Industria Emilia Romagna: export in crescita, superati i 22 miliardi

(Alessandra Florio, Direttrice Regionale Emilia-Romagna e Marche Intesa Sanpaolo)
Nel 2023 l'Emilia-Romagna ha mostrato una crescita significativa delle esportazioni distrettuali, con un aumento del 5,2% rispetto all'anno precedente, passando da 21 miliardi di euro a 22,1 miliardi di euro. Alessandra Florio (Intesa Sanpaolo): “Grande resilienza dei distretti regionali, siamo al fianco alle imprese regionali per sostenerne consolidamento all’estero e sviluppo su nuovi mercati”
Risultati che acquistano ancora più rilevanza se confrontati con il valore nazionale delle imprese distrettuali italiane e se si tiene conto delle sfide che la regione ha dovuto affrontare con le drammatiche conseguenze dell'alluvione di maggio 2023.
Nonostante queste difficoltà la regione è riuscita a mantenere una dinamica positiva delle esportazioni, dimostrando la resilienza e la forza del suo tessuto produttivo. Questo quanto emerge dall’analisi periodica della Direzione Studi e Ricerche di Intesa Sanpaolo.
L'analisi dei distretti rivela un quadro variegato. Tra i distretti della meccanica, si distingue quello delle Macchine agricole di Reggio Emilia e Modena, con una straordinaria crescita del 79,3% (+523 milioni di euro).
Parallelamente, le Macchine per l'imballaggio di Bologna e la Food machinery di Parma hanno segnato rispettivamente notevoli incrementi del 23,9% e 21,9%.
Anche la Meccatronica di Reggio Emilia, con quasi 5 miliardi di euro il primo distretto regionale per export a prezzi correnti nel 2023, ha mostrato una crescita, benché più contenuta, con un aumento del 3,6% (+170 milioni) rispetto all'anno precedente.
Bene anche il settore agro-alimentare, che con un totale di esportazioni di oltre 4,4 miliardi di euro a prezzi correnti, ha mostrato una crescita tonica nel 2023, guidato dall'Alimentare di Parma, che ha incrementato le sue vendite del 15,7% (+227 milioni).
Notevole anche la dinamica dei flussi di export dei Salumi di Parma e del Lattiero-caseario parmense, con crescite rispettive del 12,7% e 11,5%. Tra gli altri distretti del settore, segnano incrementi anche i Salumi del modenese (+5,9%) e l’Ortofrutta romagnola.
In crescita anche i poli tecnologici dell'Emilia-Romagna hanno visto una crescita del 10,9%, in linea con la tendenza nazionale.

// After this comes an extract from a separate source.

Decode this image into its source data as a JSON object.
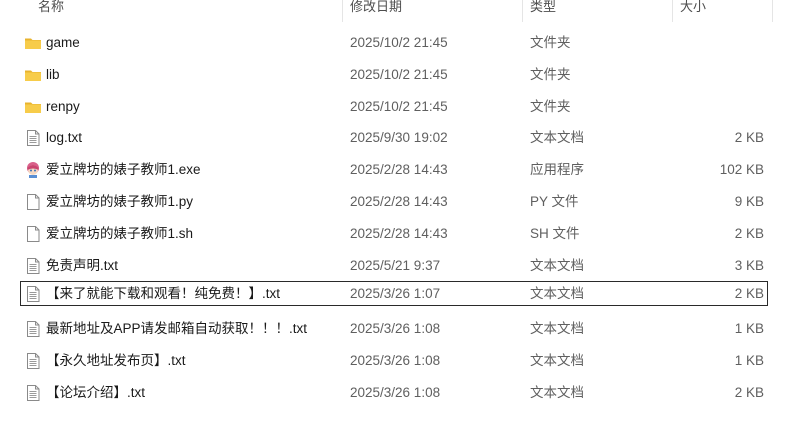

Il Polo ICT dell’Emilia-Romagna e il Biomedicale di Mirandola hanno registrato rispettivamente un incremento dell'8,4% e del 23,6%, mentre il Biomedicale di Bologna ha mostrato una leggera flessione dello 0,6%.
Alessandra Florio, Direttrice Regionale Emilia-Romagna e Marche Intesa Sanpaolo: “La diversificazione produttiva regionale e la forte presenza di distretti industriali e filiere di prossimità rappresentano un pilastro fondamentale per competitività dell’economia regionale su scala globale.
Per questo sarà importante per la regione il nuovo programma “Il tuo futuro è la nostra impresa” con cui Intesa Sanpaolo mette a disposizione 10 miliardi di euro fino al 2026 per accompagnare la progettualità di PMI e aziende di minori dimensioni dell’Emilia-Romagna su ambiti prioritari tra i quali, appunto, sviluppo all’estero e su nuovi mercati”.
La dinamica positiva dei distretti regionali è sostenuta dalla spinta dei mercati tradizionali, come Francia (+9,1%), Stati Uniti (+4,9%), Germania (+1,9%), Spagna (+3,7%), Regno Unito (+4,7%) e Polonia (+14,4%).
Tra i nuovi mercati, spicca l’ulteriore apertura verso la Turchia, che si è distinta con un incremento del 63,3%, e l’India (+54,5%), mentre la Cina ha registrato una contrazione del 20,7%.